In a wide-ranging discussion over a couple of hours, two comments in particular stuck with me: “When technology works in healthcare, it is invisible. All you see and feel is the care.” That sums up nicely a larger goal that so many of us are trying to achieve in healthcare: a connected system that can be easily navigated by patients, caregivers, all of us — via smartphones, video, wearable devices, and things not yet imagined — to provide a better experience. Another panelist pointed out that a successful approach to care can’t just come from technology transformation, it has to tackle social transformation, as well.

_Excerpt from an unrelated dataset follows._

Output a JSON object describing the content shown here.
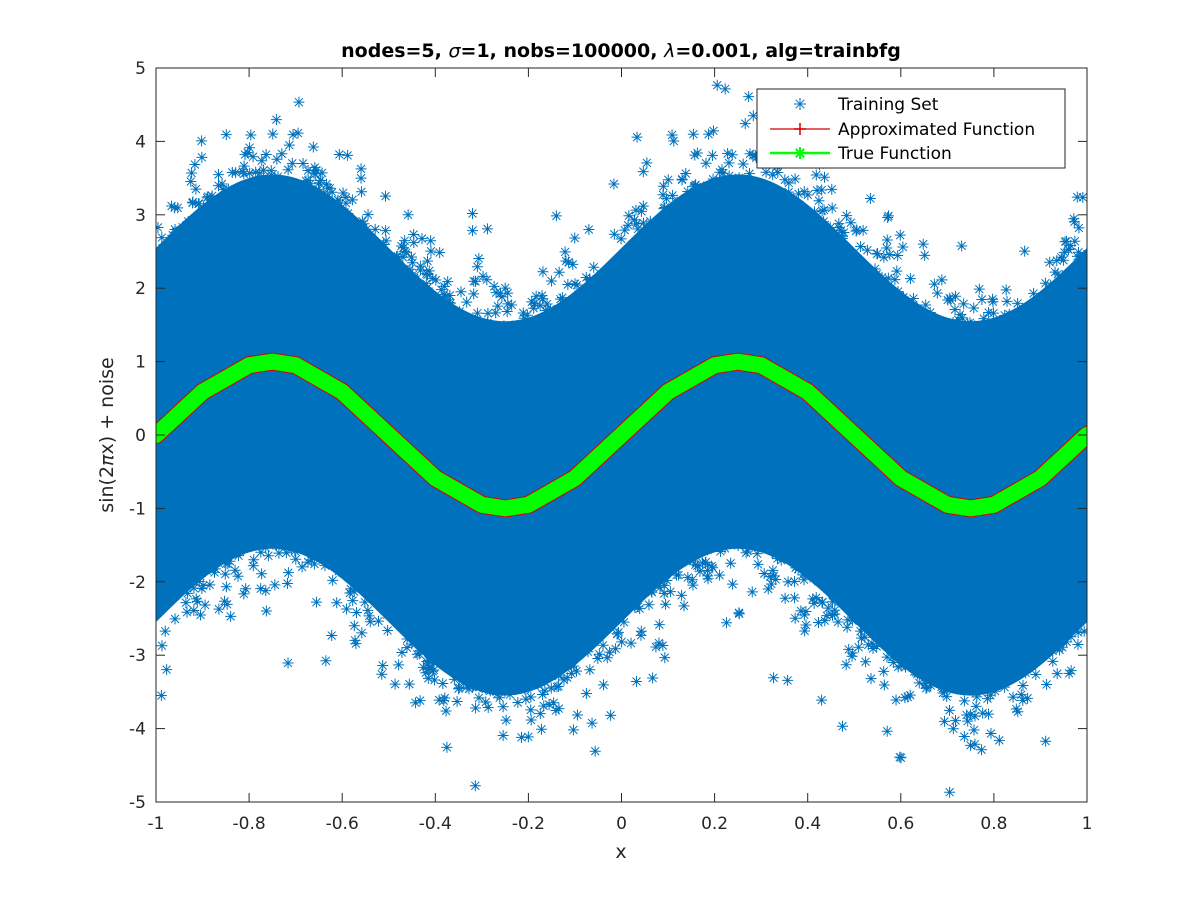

Lastly, let’s make sure we heed the panelists’ reminders that nothing in the tech world leave developers’ hands without intensive user testing. If healthcare could immediately embrace the need to seek and receive consumer feedback about products and services, we would be a lot further ahead in a well-designed system. A simple question: “What problems do you have?” will help put the patient at the center of your thinking right away. We want to hear from you: What other questions should healthcare ask?